People are always commenting on how “chivalrous” men are when they open doors and buy dinner and text back and bring flowers, and this is (swear word) ridiculous. Chivalry is not your significant other wrapping you in their jacket because you look a little chilly. Chivalry is, according to “Medieval Life and Times,” “to fear God and maintain His Church,” and “never refuse a challenge from an equal,” and “to give succor to widows and orphans.” So unless your boyfriend is being generous with his succor or is constantly picking fights with his equals, he is not being chivalrous.
Notice how I say “boyfriend” and refer to males when I discuss the performance of chivalry. This is because, in medieval times, only wealthy, aristocratic men could be knights, and only knights were bound by chivalry. They were to “respect women” and “protect the weak” (meaning women), and therefore, chivalry is a sexist idealization that reinforces hegemonic masculinity and reduces women to objects of desire, turns them into prizes, and forces them to be powerless, second-class individuals. Men are caged into the restrictions of hyper-masculinity; they must be strong, must never have problems of their own, and must defend, protect, and fight whenever the opportunity presents itself. And of course, as women were not allowed to be knights, were not allowed to practice chivalry, they were the ones who were to receive it, immediately becoming the passive participant in the relationship. The idea of chivalry is linked to damsels in distress, stupid princess waiting around for men to save them, and it glorifies this inaction to control one’s life, praises women who relinquish their futures to the hands of men.

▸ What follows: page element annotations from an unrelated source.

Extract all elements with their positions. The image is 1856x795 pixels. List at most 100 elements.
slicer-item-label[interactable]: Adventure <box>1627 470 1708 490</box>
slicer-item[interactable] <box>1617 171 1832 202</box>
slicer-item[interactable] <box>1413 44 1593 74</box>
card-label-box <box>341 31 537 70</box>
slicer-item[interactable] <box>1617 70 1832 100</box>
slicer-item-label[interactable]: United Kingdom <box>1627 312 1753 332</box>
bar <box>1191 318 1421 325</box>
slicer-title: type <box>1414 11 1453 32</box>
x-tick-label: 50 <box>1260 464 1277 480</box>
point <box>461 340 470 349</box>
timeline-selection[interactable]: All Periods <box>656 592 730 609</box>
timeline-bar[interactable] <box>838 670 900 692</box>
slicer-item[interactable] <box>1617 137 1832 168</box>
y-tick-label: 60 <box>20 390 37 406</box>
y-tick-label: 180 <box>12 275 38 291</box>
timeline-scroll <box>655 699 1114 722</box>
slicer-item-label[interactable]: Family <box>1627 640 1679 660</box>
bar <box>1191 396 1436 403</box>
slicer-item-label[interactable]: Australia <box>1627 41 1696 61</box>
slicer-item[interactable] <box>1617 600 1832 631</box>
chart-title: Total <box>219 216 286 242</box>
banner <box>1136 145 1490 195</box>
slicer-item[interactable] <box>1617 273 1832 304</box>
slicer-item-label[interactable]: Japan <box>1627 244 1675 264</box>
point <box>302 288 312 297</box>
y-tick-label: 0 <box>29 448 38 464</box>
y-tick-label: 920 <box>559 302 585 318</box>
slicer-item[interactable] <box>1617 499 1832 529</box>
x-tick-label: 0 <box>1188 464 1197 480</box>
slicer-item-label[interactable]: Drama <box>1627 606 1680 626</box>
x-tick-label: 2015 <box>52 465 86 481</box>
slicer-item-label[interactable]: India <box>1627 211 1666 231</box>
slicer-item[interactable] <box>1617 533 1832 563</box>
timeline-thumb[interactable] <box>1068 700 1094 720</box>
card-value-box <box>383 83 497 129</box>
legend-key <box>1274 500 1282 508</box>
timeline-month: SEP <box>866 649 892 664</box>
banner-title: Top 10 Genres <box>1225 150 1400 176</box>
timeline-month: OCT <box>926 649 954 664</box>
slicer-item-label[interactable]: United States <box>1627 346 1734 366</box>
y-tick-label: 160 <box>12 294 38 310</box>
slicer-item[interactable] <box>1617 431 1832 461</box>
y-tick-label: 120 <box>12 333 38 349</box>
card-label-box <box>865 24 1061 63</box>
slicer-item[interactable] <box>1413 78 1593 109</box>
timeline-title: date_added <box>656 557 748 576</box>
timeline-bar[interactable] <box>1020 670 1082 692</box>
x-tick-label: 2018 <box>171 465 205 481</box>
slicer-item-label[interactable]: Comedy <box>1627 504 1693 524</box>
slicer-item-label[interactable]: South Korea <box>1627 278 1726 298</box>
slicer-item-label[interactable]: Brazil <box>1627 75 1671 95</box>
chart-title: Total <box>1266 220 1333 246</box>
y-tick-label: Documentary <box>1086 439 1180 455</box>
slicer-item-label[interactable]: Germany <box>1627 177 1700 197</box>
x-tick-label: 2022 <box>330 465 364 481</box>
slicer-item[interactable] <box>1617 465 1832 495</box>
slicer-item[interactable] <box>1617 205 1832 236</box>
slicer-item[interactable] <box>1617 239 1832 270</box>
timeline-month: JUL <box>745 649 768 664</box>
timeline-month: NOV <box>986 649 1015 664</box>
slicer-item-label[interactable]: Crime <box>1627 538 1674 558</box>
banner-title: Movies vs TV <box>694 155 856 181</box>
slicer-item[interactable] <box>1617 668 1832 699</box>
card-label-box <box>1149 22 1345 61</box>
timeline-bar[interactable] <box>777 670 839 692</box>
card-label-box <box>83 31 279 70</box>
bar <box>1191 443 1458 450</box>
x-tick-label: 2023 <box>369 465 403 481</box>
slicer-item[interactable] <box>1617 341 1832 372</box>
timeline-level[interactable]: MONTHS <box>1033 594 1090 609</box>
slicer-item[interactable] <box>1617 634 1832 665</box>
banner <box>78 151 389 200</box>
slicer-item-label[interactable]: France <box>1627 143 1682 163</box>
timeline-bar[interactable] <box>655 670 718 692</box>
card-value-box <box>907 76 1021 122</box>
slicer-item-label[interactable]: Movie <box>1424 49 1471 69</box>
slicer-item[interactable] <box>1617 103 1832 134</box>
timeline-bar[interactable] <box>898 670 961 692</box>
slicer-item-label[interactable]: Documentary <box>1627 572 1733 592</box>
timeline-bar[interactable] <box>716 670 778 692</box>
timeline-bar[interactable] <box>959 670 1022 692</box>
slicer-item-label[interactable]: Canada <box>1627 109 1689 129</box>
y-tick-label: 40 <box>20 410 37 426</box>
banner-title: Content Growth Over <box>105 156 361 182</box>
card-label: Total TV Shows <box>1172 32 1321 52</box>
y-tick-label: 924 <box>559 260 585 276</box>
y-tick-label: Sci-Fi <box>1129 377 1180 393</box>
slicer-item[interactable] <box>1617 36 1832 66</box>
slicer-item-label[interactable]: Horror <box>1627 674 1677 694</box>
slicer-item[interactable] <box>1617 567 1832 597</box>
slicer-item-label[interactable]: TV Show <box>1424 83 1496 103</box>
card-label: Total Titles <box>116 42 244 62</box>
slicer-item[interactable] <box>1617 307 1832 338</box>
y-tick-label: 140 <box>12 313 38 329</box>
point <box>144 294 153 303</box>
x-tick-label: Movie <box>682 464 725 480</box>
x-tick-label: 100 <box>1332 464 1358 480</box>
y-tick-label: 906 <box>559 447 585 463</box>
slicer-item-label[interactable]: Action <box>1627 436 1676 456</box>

I call for an end of chivalry, and a re-establishment of respect. Our concept of chivalry not only glorifies men for doing small, irrelevant actions in relationships, it reinforces stereotypes of what women want out of their partnerships and, on a larger scale, out of the treatment that they receive on a day to day basis. Yes, I want people to hold the door for me when the situation warrants it (like when I’m right behind someone and if the door were to close I would run right into it), but I also want to be paid the same amount of money a man is paid for doing the same exact job, I want to be able to walk down a street at night in silence instead of mentally deflecting the horrible, derogatory remarks that are shouted at me from across the road, and I want to live in a world where a monster who has sex with an unconscious human is put away in prison for longer than six months and no one tries to blame the unconscious human for his actions.
And if having to hold the door open, along with all of my other wishes, is too much to ask, then you know what? Forget the door. The other requests will do. Don’t hold the elevator door for a woman because she’s a woman; hold the elevator door for her because she’s a human being and because it’s a nice thing to do. Don’t think that all you have to do to treat a woman right is open her car door, don’t believe that women cannot open doors on their own, and don’t ever be so stereotypically gendered that you don’t allow women to open a door for you. Also, if you think that the fight for equality is about who is holding doors for whom, you’re missing the point entirely, completely, and absolutely. The fight is about who is closing the doors, it includes people who do not realize that the door has swung closed onto those behind them, and it is being fought by and for those who are being shut out.